Barefoot running in the park is dynamically preparing your feet and the entire chain.
It truly is the ultimate warm-up for running. (emphasis added)
Your foot is molding to the ground on every step. Every joint throughout the chain is driven by your forefoot/midfoot as it meets planet Earth.
The synergistic relationship between the ground, gravity and momentum acting on your forefoot/midfoot as you touch down stimulates the mechanoreceptors throughout the entire chain.
A rear foot strike was never normal. (emphasis added)
Running in the park in your barefeet might look weird to some people, but not to your foot.
For your feet, running barefoot in the park is anything but weird.
Your feet feel alive , and free to do what they do naturally (normally).
“The brain is the violin and the soul is the violinist. They both need to work together in order to make beautiful music.” – Charles Ava
You see, your feet are unlike any other body part (even your hands) in more ways than most people can even imagine.
They are loaded with mechanoreceptors within the unique skin located throughout the soles on the plantar side of your feet.
Each of your feet house four layers of very small postural muscles, e.g., Intrinsic Muscles.
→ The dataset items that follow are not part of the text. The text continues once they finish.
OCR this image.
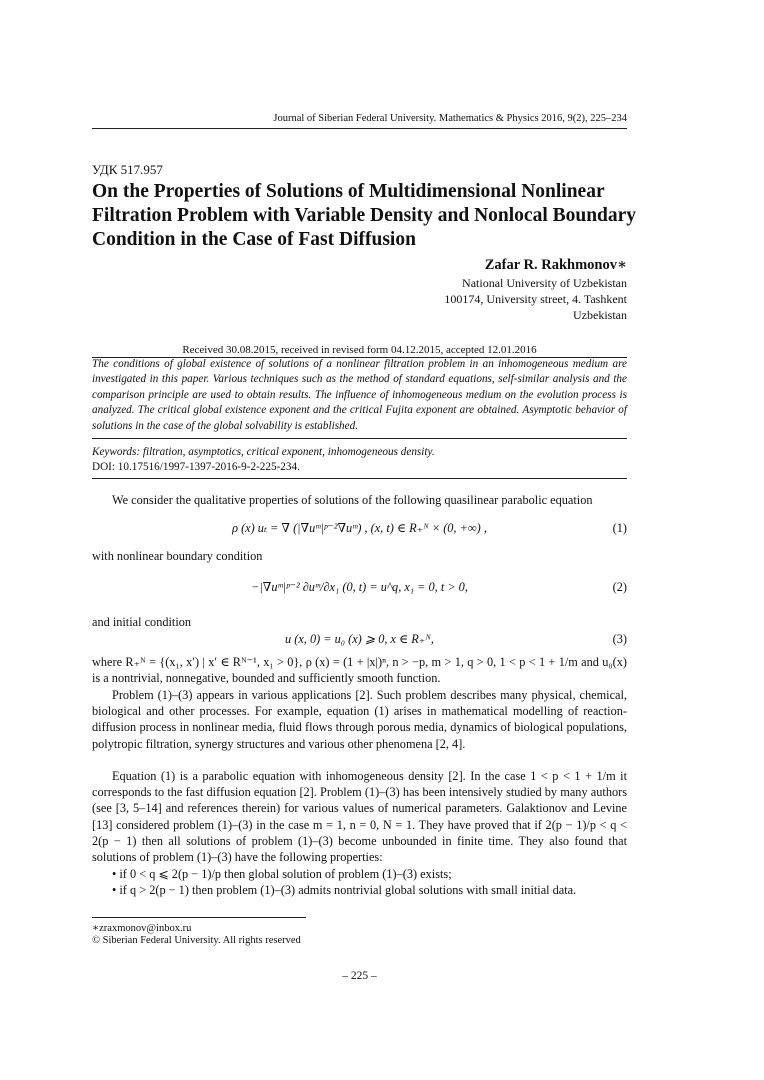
Journal of Siberian Federal University. Mathematics & Physics 2016, 9(2), 225–234
УДК 517.957
On the Properties of Solutions of Multidimensional Nonlinear Filtration Problem with Variable Density and Nonlocal Boundary Condition in the Case of Fast Diffusion
Zafar R. Rakhmonov∗
National University of Uzbekistan
100174, University street, 4. Tashkent
Uzbekistan
Received 30.08.2015, received in revised form 04.12.2015, accepted 12.01.2016
The conditions of global existence of solutions of a nonlinear filtration problem in an inhomogeneous medium are investigated in this paper. Various techniques such as the method of standard equations, self-similar analysis and the comparison principle are used to obtain results. The influence of inhomogeneous medium on the evolution process is analyzed. The critical global existence exponent and the critical Fujita exponent are obtained. Asymptotic behavior of solutions in the case of the global solvability is established.
Keywords: filtration, asymptotics, critical exponent, inhomogeneous density.
DOI: 10.17516/1997-1397-2016-9-2-225-234.
We consider the qualitative properties of solutions of the following quasilinear parabolic equation
ρ (x) uₜ = ∇ (|∇uᵐ|ᵖ⁻²∇uᵐ) , (x, t) ∈ R₊ᴺ × (0, +∞) ,	(1)
with nonlinear boundary condition
−|∇uᵐ|ᵖ⁻² ∂uᵐ/∂x₁ (0, t) = u^q, x₁ = 0, t > 0,	(2)
and initial condition
u (x, 0) = u₀ (x) ⩾ 0, x ∈ R₊ᴺ,	(3)
where R₊ᴺ = {(x₁, x′) | x′ ∈ Rᴺ⁻¹, x₁ > 0}, ρ (x) = (1 + |x|)ⁿ, n > −p, m > 1, q > 0, 1 < p < 1 + 1/m and u₀(x) is a nontrivial, nonnegative, bounded and sufficiently smooth function.
Problem (1)–(3) appears in various applications [2]. Such problem describes many physical, chemical, biological and other processes. For example, equation (1) arises in mathematical modelling of reaction-diffusion process in nonlinear media, fluid flows through porous media, dynamics of biological populations, polytropic filtration, synergy structures and various other phenomena [2, 4].
Equation (1) is a parabolic equation with inhomogeneous density [2]. In the case 1 < p < 1 + 1/m it corresponds to the fast diffusion equation [2]. Problem (1)–(3) has been intensively studied by many authors (see [3, 5–14] and references therein) for various values of numerical parameters. Galaktionov and Levine [13] considered problem (1)–(3) in the case m = 1, n = 0, N = 1. They have proved that if 2(p − 1)/p < q < 2(p − 1) then all solutions of problem (1)–(3) become unbounded in finite time. They also found that solutions of problem (1)–(3) have the following properties:
• if 0 < q ⩽ 2(p − 1)/p then global solution of problem (1)–(3) exists;
• if q > 2(p − 1) then problem (1)–(3) admits nontrivial global solutions with small initial data.
∗zraxmonov@inbox.ru
© Siberian Federal University. All rights reserved
– 225 –
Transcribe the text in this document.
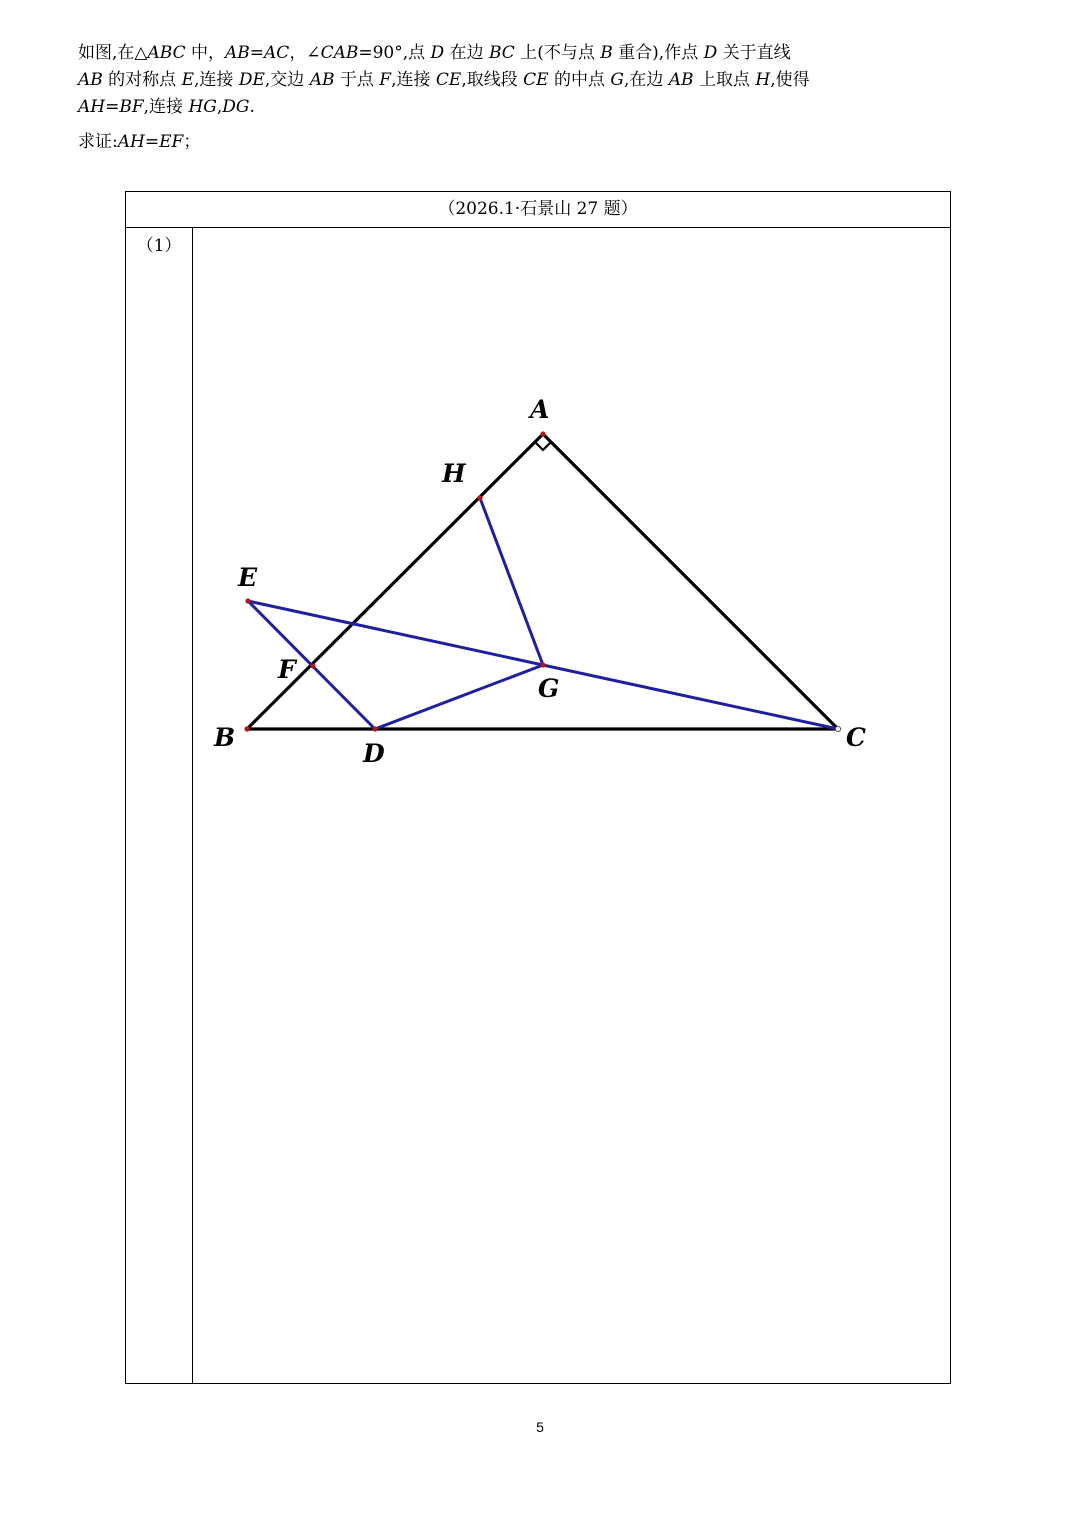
（2026.1·石景山 27 题）
（1）

如图,在△ABC 中，AB=AC，∠CAB=90°,点 D 在边 BC 上(不与点 B 重合),作点 D 关于直线 AB 的对称点 E,连接 DE,交边 AB 于点 F,连接 CE,取线段 CE 的中点 G,在边 AB 上取点 H,使得 AH=BF,连接 HG,DG.

求证:AH=EF；

A
H
E
F
G
B
D
C
5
Unlike any other muscles throughout the chain, these muscles are neurologically stimulated by the ground, gravity and momentum when left unsupported.
The initial effort required to spread your toes might be difficult for your brain to grasp if you are not accustomed to exercising the deep postural muscles throughout your feet.
To your brain, actively spreading your toes might feel slightly awkward and hard to coordinate, but it is actually a component of normal function, much like spreading your fingers.
Running (not walking) requires a single leg landing on every step.
Pretend that you never heard this: A learned motor pattern(s) (or muscle memory) can be unlearned within minutes.
The learned motor pattern is simply the human body’s natural (innate) mechanism for protection.
It is the human body’s ability to adapt or compensate over time.
Consciously trying to change the way the foot interacts with the ground only allows for more compensation, not a different motor pattern.
The brain will only allow the foot to go into positions where the joint(s) feel stability.
Here is that lazy word again…COMPENSATION.
Restore the neurological input to the muscles, and you improve the overall mechanics within minutes.
With more overall stability the foot will meet and react to the ground in a very different way.
The joints throughout the foot and the entire chain can now take advantage of more contact surface at a synovial joint(s).
Telling a different story.
Improving muscle function (and stability) at a joint will not change the osteoarthritic changes or joint wear at a synovial joint, but it will allow you to take advantage of more surface area at the joint.
By improving range of motion and stability you automatically utilize more of the joint.
You are now free to move into a position(s) that you have not been able to.
In other words Age is only a number.